My solution (first by reducing the matrix with elementary matrix operations):Find conditions on a, b, c, and d such that $\displaystyle ax-by=c$ and $\displaystyle bx+ay=d$ has no solution.

$\displaystyle \begin{bmatrix}a & -b & c \\b & a & d\end{bmatrix}\Rightarrow\begin{bmatrix}a & 0 & c+\frac{b(ad-bc)}{a^2+b^2} \\0 & b & \frac{b(ad-bc)}{a^2+b^2}\end{bmatrix}$

I know that a system will be inconsistent if a row (in this case) takes the form of this vector:

$\displaystyle \vec{R}_n = \begin{bmatrix}0, & 0, & a\end{bmatrix}, a \in \mathbb{R}_{\neq 0}$

Therefore, for the system to be inconsistent, it looks like $\displaystyle a$, $\displaystyle b$, or both should have to be zero.
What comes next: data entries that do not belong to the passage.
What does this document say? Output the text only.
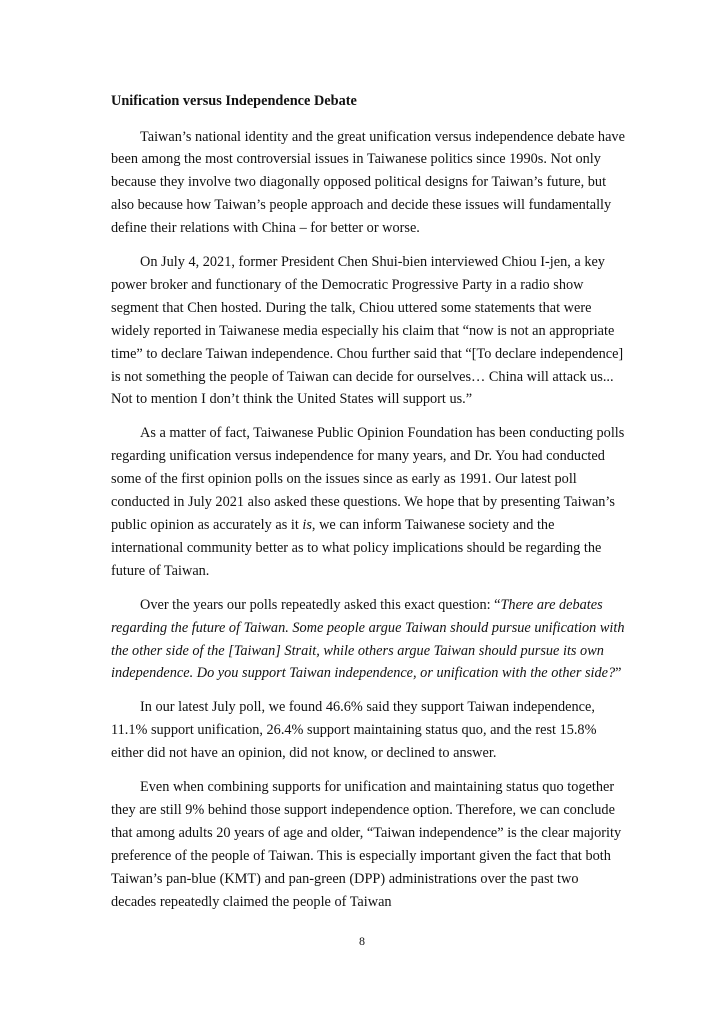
Unification versus Independence Debate

Taiwan’s national identity and the great unification versus independence debate have been among the most controversial issues in Taiwanese politics since 1990s. Not only because they involve two diagonally opposed political designs for Taiwan’s future, but also because how Taiwan’s people approach and decide these issues will fundamentally define their relations with China – for better or worse.

On July 4, 2021, former President Chen Shui-bien interviewed Chiou I-jen, a key power broker and functionary of the Democratic Progressive Party in a radio show segment that Chen hosted. During the talk, Chiou uttered some statements that were widely reported in Taiwanese media especially his claim that “now is not an appropriate time” to declare Taiwan independence. Chou further said that “[To declare independence] is not something the people of Taiwan can decide for ourselves… China will attack us... Not to mention I don’t think the United States will support us.”

As a matter of fact, Taiwanese Public Opinion Foundation has been conducting polls regarding unification versus independence for many years, and Dr. You had conducted some of the first opinion polls on the issues since as early as 1991. Our latest poll conducted in July 2021 also asked these questions. We hope that by presenting Taiwan’s public opinion as accurately as it is, we can inform Taiwanese society and the international community better as to what policy implications should be regarding the future of Taiwan.

Over the years our polls repeatedly asked this exact question: “There are debates regarding the future of Taiwan. Some people argue Taiwan should pursue unification with the other side of the [Taiwan] Strait, while others argue Taiwan should pursue its own independence. Do you support Taiwan independence, or unification with the other side?”

In our latest July poll, we found 46.6% said they support Taiwan independence, 11.1% support unification, 26.4% support maintaining status quo, and the rest 15.8% either did not have an opinion, did not know, or declined to answer.

Even when combining supports for unification and maintaining status quo together they are still 9% behind those support independence option. Therefore, we can conclude that among adults 20 years of age and older, “Taiwan independence” is the clear majority preference of the people of Taiwan. This is especially important given the fact that both Taiwan’s pan-blue (KMT) and pan-green (DPP) administrations over the past two decades repeatedly claimed the people of Taiwan

8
However, if $\displaystyle a=0$, the first row becomes the zero vector. If $\displaystyle b=0$, I get the zero vector in the second row. If I set both $\displaystyle a$ and $\displaystyle b$ equal to zero, I end up with an answer that doesn't quite make sense to me (because of the indeterminate 0/0 terms):

$\displaystyle \begin{bmatrix}0 & 0 & c+?\\ 0 & 0 & ?\end{bmatrix}$

Now, if $\displaystyle c \in \mathbb{R}_{\neq 0}$, the condition will be met, but I don't know how to reconcile the indeterminacy generated by the 0/0 quotients. Help would be greatly appreciated!